Wednesday, November 26, 2025

It Might Be Gray, but it is also Calm

It is a warm and gray day with the cloud ceiling quite low and the wind standing at calm. I set out from under the highway not long after low tide. 

When I get to the marsh, I take the only viable route - Nell's Channel.  There is 4 to 5 feet of exposed cut bank, so none of the inner channels will be passable until the tide comes in.  That 4 or 5 feet of exposed bank is 200 years of sediment.  I've been collecting embedded bottles as a method of determining a sedimentation rate for this salt marsh and today I find none.  If I think hard about it, this might be a tip off as to the stability of the marsh and that erosion is a slower process than I have assumed.  All I find today are tree branches sticking out of the bank. They look like roots that you find in rivers, but there are no trees in the marsh.  Some of the branches are driftwood that settled in the marsh back around the Civil War. 
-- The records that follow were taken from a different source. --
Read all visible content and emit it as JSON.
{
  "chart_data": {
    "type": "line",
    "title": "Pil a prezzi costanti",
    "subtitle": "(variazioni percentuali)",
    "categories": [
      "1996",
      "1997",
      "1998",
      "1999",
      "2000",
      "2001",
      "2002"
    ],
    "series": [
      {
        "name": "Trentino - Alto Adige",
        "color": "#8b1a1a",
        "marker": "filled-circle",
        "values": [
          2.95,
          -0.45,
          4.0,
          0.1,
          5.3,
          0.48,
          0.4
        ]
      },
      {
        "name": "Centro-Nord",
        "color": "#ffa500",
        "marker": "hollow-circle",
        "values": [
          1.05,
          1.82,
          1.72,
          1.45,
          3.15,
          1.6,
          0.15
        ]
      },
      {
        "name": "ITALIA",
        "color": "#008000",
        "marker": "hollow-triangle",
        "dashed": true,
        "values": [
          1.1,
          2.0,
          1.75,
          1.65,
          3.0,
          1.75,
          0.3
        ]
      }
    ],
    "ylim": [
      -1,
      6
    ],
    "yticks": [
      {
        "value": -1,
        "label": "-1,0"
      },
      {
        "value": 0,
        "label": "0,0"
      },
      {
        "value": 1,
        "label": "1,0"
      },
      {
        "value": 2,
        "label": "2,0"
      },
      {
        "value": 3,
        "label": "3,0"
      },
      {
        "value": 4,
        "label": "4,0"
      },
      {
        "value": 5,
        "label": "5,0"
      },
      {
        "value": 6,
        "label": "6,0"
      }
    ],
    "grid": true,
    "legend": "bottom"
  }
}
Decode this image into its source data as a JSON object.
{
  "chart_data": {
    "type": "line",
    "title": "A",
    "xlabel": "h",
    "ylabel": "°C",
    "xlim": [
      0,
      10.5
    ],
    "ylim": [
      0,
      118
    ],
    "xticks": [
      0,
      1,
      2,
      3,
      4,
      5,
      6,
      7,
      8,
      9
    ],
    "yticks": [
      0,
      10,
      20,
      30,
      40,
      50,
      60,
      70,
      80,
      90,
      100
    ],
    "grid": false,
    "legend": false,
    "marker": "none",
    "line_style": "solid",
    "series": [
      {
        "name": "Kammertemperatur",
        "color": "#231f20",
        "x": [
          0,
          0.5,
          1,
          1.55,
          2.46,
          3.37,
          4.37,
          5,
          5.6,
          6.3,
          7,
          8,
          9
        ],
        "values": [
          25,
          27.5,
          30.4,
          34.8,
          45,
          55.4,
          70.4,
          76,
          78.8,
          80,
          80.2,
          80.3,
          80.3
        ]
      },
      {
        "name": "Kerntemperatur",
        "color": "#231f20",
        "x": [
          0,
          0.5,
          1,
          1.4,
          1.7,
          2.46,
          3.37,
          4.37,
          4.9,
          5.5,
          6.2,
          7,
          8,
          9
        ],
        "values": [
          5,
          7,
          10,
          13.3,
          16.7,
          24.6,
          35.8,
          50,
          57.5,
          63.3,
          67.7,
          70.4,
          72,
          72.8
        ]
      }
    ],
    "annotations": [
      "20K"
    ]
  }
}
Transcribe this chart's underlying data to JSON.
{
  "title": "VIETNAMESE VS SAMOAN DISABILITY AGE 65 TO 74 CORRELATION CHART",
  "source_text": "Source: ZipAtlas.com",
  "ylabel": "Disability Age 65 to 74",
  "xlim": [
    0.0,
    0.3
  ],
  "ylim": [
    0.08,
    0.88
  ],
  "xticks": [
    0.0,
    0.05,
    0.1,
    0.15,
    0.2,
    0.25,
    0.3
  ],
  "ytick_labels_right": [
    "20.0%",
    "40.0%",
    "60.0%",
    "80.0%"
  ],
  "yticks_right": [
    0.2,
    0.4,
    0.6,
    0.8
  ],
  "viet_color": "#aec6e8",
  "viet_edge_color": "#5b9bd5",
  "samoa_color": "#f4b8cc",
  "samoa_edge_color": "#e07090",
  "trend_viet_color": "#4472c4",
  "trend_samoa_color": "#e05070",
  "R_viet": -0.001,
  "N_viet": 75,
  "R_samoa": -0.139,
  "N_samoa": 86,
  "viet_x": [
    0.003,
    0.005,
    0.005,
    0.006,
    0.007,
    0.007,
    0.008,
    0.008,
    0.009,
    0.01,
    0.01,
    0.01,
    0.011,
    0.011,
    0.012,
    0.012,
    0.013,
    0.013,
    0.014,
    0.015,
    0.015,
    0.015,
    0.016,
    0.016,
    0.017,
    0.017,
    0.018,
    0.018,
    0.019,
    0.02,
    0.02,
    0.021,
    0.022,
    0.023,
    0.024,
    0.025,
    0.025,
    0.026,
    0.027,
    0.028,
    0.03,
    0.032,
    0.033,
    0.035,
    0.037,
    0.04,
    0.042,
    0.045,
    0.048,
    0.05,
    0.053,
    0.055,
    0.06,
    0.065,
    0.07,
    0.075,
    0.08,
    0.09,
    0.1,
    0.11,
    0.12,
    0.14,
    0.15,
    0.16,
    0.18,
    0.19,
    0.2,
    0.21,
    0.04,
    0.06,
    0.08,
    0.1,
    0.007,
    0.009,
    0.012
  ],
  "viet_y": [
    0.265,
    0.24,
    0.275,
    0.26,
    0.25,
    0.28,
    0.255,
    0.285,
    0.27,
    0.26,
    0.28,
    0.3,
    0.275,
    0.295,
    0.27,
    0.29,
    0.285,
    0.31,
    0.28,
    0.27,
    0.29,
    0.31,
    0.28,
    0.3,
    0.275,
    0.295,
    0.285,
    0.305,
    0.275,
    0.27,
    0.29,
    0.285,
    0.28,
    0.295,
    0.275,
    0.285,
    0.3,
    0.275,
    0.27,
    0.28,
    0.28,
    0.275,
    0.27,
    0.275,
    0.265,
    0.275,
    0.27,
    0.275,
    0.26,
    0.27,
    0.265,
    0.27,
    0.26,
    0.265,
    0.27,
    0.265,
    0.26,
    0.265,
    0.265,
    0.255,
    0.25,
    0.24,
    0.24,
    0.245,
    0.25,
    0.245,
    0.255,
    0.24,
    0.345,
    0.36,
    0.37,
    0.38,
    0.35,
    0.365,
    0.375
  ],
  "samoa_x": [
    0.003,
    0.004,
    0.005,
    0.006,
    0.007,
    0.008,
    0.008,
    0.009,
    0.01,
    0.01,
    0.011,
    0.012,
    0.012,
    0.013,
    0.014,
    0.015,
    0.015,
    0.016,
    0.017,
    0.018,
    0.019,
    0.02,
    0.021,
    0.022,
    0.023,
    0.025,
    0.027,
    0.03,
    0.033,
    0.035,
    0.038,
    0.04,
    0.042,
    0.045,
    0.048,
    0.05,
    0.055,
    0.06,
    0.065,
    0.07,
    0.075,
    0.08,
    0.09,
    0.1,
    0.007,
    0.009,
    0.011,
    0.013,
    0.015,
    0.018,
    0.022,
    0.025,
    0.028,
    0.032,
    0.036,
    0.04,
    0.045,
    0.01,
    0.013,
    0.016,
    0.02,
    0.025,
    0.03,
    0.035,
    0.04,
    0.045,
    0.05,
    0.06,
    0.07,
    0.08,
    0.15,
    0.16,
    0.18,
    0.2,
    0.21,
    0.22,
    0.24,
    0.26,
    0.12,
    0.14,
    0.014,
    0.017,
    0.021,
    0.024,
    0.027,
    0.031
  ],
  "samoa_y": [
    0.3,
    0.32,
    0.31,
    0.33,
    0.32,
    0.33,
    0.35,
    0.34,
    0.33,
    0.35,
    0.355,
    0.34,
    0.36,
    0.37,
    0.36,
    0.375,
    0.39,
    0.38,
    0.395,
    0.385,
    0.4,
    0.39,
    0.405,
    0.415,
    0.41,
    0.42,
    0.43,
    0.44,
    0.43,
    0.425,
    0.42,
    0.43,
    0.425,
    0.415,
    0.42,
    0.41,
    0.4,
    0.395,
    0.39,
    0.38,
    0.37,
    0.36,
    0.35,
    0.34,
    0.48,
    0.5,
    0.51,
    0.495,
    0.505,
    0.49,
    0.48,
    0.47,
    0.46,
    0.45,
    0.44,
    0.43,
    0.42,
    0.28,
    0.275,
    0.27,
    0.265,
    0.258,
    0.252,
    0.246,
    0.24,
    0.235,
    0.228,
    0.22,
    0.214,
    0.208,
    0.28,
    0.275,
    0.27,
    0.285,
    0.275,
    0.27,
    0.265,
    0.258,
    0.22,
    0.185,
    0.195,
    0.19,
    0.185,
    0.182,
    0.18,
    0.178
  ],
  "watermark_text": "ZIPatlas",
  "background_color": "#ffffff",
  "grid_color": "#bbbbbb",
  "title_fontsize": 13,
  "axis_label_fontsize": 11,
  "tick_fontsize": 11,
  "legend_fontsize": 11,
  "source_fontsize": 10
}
I exit the channel and continue down the main river.  There are some fifty Brandts at Milford Point.  I continue out hoping to maybe spot a Long Tail Duck. But, I don't find anything except some Mallards and a few more Brandts.  But, it is calm and it is definitely a good day to be out here in the mouth of the river.

I cross the channel, minding the oyster boats, of which there are several. In the river, to limit the catch, the oystermen have to winch their dredge by a hand crank. I find a Common Loon working the tidal current on near the west shore.  When I cut back across to Milford Point, I spot another three Loons.  They still have summer colors.  They will winter here and during that time lose the white cross pattern on their backs.

I work my way through the shallows to the east shore of the marsh.  There is just barely enough water to get through. Spot a Harrier hunting the marsh, but otherwise it is very quiet.